Will CDPJ maintain ties with JCP in post-Edano era?
November 3, 2021
The losses suffered by the Constitutional Democratic Party of Japan in Sunday’s House of Representatives election prompted calls from within the party for a change, with CDPJ leader Yukio Edano deciding to stand down to take responsibility.
Whether the party will maintain its cooperation with the Japanese Communist Party (JCP) will be a major issue in the upcoming CDPJ leadership race, ahead of the House of Councillors election next year.
The leadership election is expected to be held before the end of the year.
“I have tried hard to create a situation in which our party can become a viable option to take the reins of government, but the results were very disappointing,” Edano said Tuesday at a party executive meeting. “I hope that a new leader will be chosen who can stabilize the party and steer it toward the upper house election.”
Shortly before the 2017 lower house election, Tokyo Gov. Yuriko Koike and others formed Kibo no To (the Party of Hope), absorbing members of the now-defunct Democratic Party (DP).
DP members who lean to the left like Edano did not join the party and established the CDPJ.
In the 2017 election, the ruling Liberal Democratic Party won by a landslide, while the Party of Hope fell flat. The CDPJ won 55 seats to become the largest opposition party.
Aiming to mobilize opposition forces, the CDPJ last year absorbed members of the Democratic Party for the People (DPFP).
However, some DPFP members, including current leader Yuichiro Tamaki, did not join Edano’s party due to differences in nuclear power policies, among other issues.
In Sunday’s election, the CDPJ fielded candidates for more than half the seats in the lower house by working with other opposition parties to consolidate support for a unified candidate in single-seat constituencies.
With the help of a civic group, the CDPJ concluded agreements with the JCP, Reiwa Shinsengumi and the Social Democratic Party on policies such as abolishing parts of security-related legislation and cutting consumption tax.
In the event of a CDPJ victory, the communist party had reached an agreement that would allow them to work with the CDPJ administration in a limited role.

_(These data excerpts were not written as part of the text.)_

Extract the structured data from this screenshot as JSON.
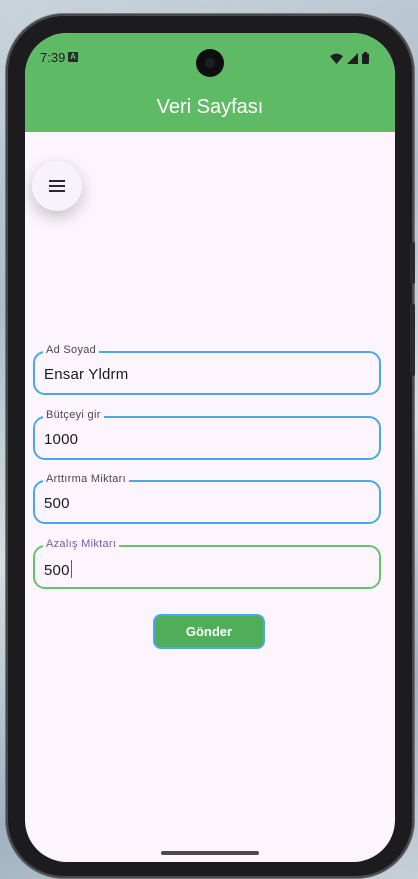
{
  "status_bar": {
    "time": "7:39",
    "notification_letter": "A"
  },
  "app_bar": {
    "title": "Veri Sayfası"
  },
  "menu_button": {
    "icon": "menu-icon"
  },
  "form": {
    "fields": [
      {
        "label": "Ad Soyad",
        "value": "Ensar Yldrm"
      },
      {
        "label": "Bütçeyi gir",
        "value": "1000"
      },
      {
        "label": "Arttırma Miktarı",
        "value": "500"
      },
      {
        "label": "Azalış Miktarı",
        "value": "500"
      }
    ],
    "submit_label": "Gönder"
  },
  "colors": {
    "app_bar": "#5fba66",
    "field_border": "#4ea6e6",
    "focused_border": "#66c36c",
    "button": "#4fae57",
    "background": "#fcf5fd"
  }
}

However, the Japanese Trade Union Confederation (Rengo), a major supporter of the CDPJ, was against the Edano-led tactic.
“The votes of our members had nowhere to go,” said Rengo President Tomoko Yoshino.
A CDPJ member said the agreement also led to “moderate conservatives turning their backs on us.”
Edano’s resignation does not necessarily open up prospects for the CDPJ.
“The leadership election will split the party in two over whether we stay in line with the JCP or shift gears,” a senior CDPJ member said.
Under the CDPJ’s rules, a leadership election must be held within 60 days after a leader resigns. Members must be nominated by at least 20 Diet members to run in a leadership race.
The CDPJ includes such members as former Prime Minister Yoshihiko Noda, former Foreign Minister Katsuya Okada, among others from the administration of the now-defunct Democratic Party of Japan.
Junior and middle-ranking members who claim the veterans are not strong enough to lead reforms are pushing for the party’s Policy Research Council Chairperson Kenta Izumi, 47, who ran in the last CDPJ leadership race. However, some doubt he is well known enough to be a standard-bearer for the party in the upcoming upper house election, even though Izumi has been elected eight times in Kyoto Constituency No. 3.
Other possible contenders include former Land, Infrastructure, Transport and Tourism Minister Sumio Mabuchi, 61, who was elected seven times in Nara Constituency No. 1; Junya Ogawa, 50, former parliamentary vice-minister for internal affairs and communications who was elected six times in Kagawa Constituency No. 1. But it is unclear whether they will get the required number of nominations.